On 7 February 2011 17:48, Stephen McGruer <stephen.mcgruer at gmail.com> wrote:

> Jim,
>
> Thanks for the suggestion - although I don't quite want the level of detail
> you guys go into (and I don't quite understand all of it, possibly because I
> don't know the JavaFX syntax!) the source code was very useful and I think
> I've now got enough to put in some decent error messages.
>
> There are two things I'm still having trouble with that I think are related
> to this question strongly enough to not warrant a new thread. The first is
> printing out the line that the error occurred on. I wanted to try out
> mimicking the sort of print out that javac does when it encounters an error,
> but I can't work out how to get access to the text of the line that is
> having the problem. I read here -
> http://www.antlr.org/wiki/pages/viewpage.action?pageId=1769 - that if you
> are using the CommonTokenStream you should have access to a "token" with the
> information, but in my getErrorMessage override that simply returns null for
> most of the errors I've tried (currently MisMatchedToken exceptions):
>
> public String getErrorMessage(RecognitionException e, String[] tokenNames)
> {
>     // Prints out true!
>     System.out.println(e.token == null);
> }
>
> I then read that you can use the inputstream attached to the
> RecognitionException instead (can't quite remember where... the official
> docs?), but can't figure out how to do this. Currently I have tried casting
> it from an IntStream to a CharStream (I think it will always be a CharStream
> for me... maybe XD) and played with the various methods available, but none
> of them seem to offer a way to just print out the current line.
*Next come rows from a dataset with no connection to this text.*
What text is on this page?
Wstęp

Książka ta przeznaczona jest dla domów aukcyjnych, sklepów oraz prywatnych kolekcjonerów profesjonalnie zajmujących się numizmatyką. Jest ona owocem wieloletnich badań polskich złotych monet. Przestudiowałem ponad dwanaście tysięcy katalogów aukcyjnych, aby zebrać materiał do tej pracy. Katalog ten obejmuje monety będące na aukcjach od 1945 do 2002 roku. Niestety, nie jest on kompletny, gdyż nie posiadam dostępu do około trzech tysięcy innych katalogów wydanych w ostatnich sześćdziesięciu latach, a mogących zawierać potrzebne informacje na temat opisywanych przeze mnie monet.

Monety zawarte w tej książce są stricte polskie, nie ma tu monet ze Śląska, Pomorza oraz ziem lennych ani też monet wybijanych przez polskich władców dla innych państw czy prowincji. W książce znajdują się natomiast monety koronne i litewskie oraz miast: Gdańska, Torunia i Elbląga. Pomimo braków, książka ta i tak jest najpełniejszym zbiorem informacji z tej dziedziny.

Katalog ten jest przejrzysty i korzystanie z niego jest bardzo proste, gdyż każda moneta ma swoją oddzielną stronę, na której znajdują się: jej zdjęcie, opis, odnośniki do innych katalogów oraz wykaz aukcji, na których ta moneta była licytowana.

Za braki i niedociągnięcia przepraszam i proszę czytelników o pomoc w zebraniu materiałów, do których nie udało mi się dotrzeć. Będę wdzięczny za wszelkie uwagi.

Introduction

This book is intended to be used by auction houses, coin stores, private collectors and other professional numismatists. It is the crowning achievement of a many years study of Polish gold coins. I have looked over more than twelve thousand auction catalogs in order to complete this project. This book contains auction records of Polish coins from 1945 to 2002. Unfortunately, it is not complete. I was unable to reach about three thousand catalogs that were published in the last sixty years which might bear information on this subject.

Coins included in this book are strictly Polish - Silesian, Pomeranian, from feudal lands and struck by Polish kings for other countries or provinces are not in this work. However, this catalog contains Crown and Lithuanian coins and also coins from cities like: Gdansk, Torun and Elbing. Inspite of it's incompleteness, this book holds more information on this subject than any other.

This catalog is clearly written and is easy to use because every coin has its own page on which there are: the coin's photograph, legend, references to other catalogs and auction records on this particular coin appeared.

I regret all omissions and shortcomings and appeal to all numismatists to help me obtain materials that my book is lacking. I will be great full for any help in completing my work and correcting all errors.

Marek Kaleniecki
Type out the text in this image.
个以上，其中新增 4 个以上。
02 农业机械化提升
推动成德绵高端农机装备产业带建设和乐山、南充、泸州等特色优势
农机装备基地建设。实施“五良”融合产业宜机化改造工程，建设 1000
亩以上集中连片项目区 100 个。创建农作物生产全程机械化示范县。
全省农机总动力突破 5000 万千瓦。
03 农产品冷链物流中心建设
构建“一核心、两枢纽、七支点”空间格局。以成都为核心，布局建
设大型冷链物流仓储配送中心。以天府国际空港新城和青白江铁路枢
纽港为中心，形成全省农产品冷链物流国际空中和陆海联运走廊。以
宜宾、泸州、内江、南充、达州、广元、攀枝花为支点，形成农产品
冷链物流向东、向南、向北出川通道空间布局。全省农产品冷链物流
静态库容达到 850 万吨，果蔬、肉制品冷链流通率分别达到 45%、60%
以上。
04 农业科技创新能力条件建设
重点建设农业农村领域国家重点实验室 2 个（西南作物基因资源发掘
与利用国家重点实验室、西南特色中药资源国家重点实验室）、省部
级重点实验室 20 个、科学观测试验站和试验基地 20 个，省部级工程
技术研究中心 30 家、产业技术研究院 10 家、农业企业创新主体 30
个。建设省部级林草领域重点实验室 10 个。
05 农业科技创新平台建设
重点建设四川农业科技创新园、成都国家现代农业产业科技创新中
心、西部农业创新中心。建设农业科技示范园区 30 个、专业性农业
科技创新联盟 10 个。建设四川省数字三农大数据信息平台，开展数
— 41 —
The most
> promising looks like substring(start, stop), but I cannot find a way to get
> the length of the line to give as the "stop" parameter! I also assume that
> if I do this method I should mark the stream before I begin, and rewind it
> once I'm done?
>
> Alternatively, if there's a "better" way to do this when overriding the
> getErrorMessage method please tell me.
>
> The second problem I'm having is with is stopping the parser from running
> if the lexer has spat out any errors. As far as I can tell, it's very
> possible and easy to stop the lexer after a single error message is thrown,
> but I cannot find anywhere that shows how to let the lexer continue but not
> let the parser run. Since all error messages are only thrown once you call
> something like "program_return parserResult = parser.program();" (i.e. the
> lexer has no errors until after this line), then I can't stop it parsing the
> syntactically invalid file and spitting out more (useless, imo) error
> messages! Is there a 'correct' or even just any way to achieve this?
>
> Thanks,
> Stephen
>
>
> On 5 February 2011 16:28, Jim Idle <jimi at temporal-wave.com> wrote:
>
>> If you download the source code to the Java FX compiler you will have a
>> complete example to work from, assuming a Java target. Start by creating a
>> superclass for the parser and overriding various error reporting points.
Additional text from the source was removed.